Did Jan de Bont really have to insert an assortment of intense and animated sounds to make his tornados seem more terrifying to the viewer? I'm surprised he didn't add a set of eyes, a mouth, and some dialogue to the numerous twisters that litter this movie. Did the tornados roll over Joe Exotic's Greater Wynnewood Zoo and pick up a few tigers and lions along the way? And then there are the tornados that blow their way across a body of water during the iconic "We got cows" scene. I know they become water spouts after sucking up all that water, but they sound like a draining bathtub as they gurgle into nothing.
But hey, they still look amazing after 24 years.
How Did Those Horses Survive An F-5 Tornado?
The disaster film builds up to the final showdown with the granddaddy of them all, the feared F-5 tornado so that Jo and Bill can finally get Dorothy (the version made of old Pepsi cans) to take flight. This sucker is massive, powerful, and as loud as ever, forcing the recently reunited couple to take shelter in a shed to prevent suffering the same fate as Jo's dad several decades earlier. With black clouds, all sorts of debris, and a chorus of sounds, the massive twister barrels over the couple who strapped themselves to some pipes with their belts. Spoiler, they survive.
As the family whose home and farm was just turned into a feral tornado's chew toy exits their storm shelter, we see a few horses running around like nothing has happened? Where did these horses come from and how did they survive the force of the monster tornado? Were they picked up from another farm and transported there, were they in the shelter with the family, or do they have some sort of intuition telling them to run a few hundred feet away and out of the tornado's reach?

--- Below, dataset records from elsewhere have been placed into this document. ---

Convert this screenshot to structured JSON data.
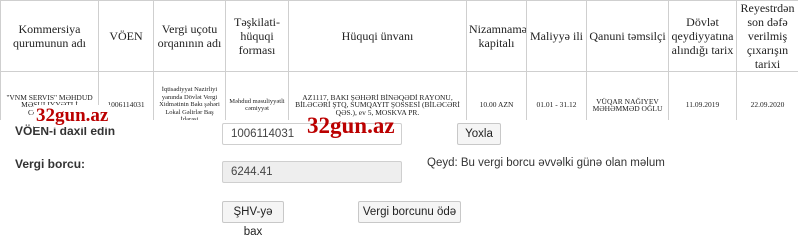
{
  "table": {
    "headers": [
      "Kommersiya qurumunun adı",
      "VÖEN",
      "Vergi uçotu orqanının adı",
      "Təşkilati-hüquqi forması",
      "Hüquqi ünvanı",
      "Nizamnamə kapitalı",
      "Maliyyə ili",
      "Qanuni təmsilçi",
      "Dövlət qeydiyyatına alındığı tarix",
      "Reyestrdən son dəfə verilmiş çıxarışın tarixi"
    ],
    "row": {
      "name": "\"VNM SERVIS\" MƏHDUD MƏSULIYYƏTLİ CƏMİYYƏTİ",
      "voen": "1006114031",
      "tax_office": "İqtisadiyyat Nazirliyi yanında Dövlət Vergi Xidmətinin Bakı şəhəri Lokal Gəlirlər Baş İdarəsi",
      "legal_form": "Məhdud məsuliyyətli cəmiyyət",
      "address": "AZ1117, BAKI ŞƏHƏRİ BİNƏQƏDİ RAYONU, BİLƏCƏRİ ŞTQ, SUMQAYIT ŞOSSESİ (BİLƏCƏRİ QƏS.), ev 5, MOSKVA PR.",
      "capital": "10.00 AZN",
      "fiscal_year": "01.01 - 31.12",
      "representative": "VÜQAR NAĞIYEV MƏHƏMMƏD OĞLU",
      "registration_date": "11.09.2019",
      "extract_date": "22.09.2020"
    }
  },
  "watermark": "32gun.az",
  "form": {
    "voen_label": "VÖEN-i daxil edin",
    "voen_value": "1006114031",
    "check_button": "Yoxla",
    "debt_label": "Vergi borcu:",
    "debt_value": "6244.41",
    "note": "Qeyd: Bu vergi borcu əvvəlki günə olan məlum",
    "shv_button": "ŞHV-yə bax",
    "pay_button": "Vergi borcunu ödə"
  }
}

Are Bill And Jo Just Going To Act Like They Don't Have Serious Issues In their Relationship?
And then there's the whole issue with Bill and Jo's marriage? Obviously, it wasn't the happiest or easiest of marriages. Sure, the couple have a shared interest (more like an obsession) and are both passionate about understanding tornados, but what happens to the couple when they go home and aren't out on the road chasing storms with their buddies and all sorts of distractions?
They obviously love one another and care for one another, but they don't seem to really work on the underlying issues of their marriage throughout the course of the movie? Aside from Bill's speech that happens to be played over the radio for some reason, the two don't really open up about their feelings; instead, they just chase or get chased by storms and then kiss while their colleagues watch on and the camera flies off into the air like Jo's dad.
But those aren't the only things that make sense in Twister. There's some science that doesn't really add up, but I'm neither a meteorologist nor a climatologist, so I'm not equipped to handle such conversations. Before I leave you, however, I will point out that what's up with the way Melissa looks at Dusty throughout the entire movie? The therapist looks at the storm chaser is equal parts disdain and passion. Why couldn't we have gotten a movie where those two get together and watch as Melissa tries to analyze the young daredevil's obsession with danger and chasing storms? And don't tell me there's fan-fiction about it because I will waste too much time reading it.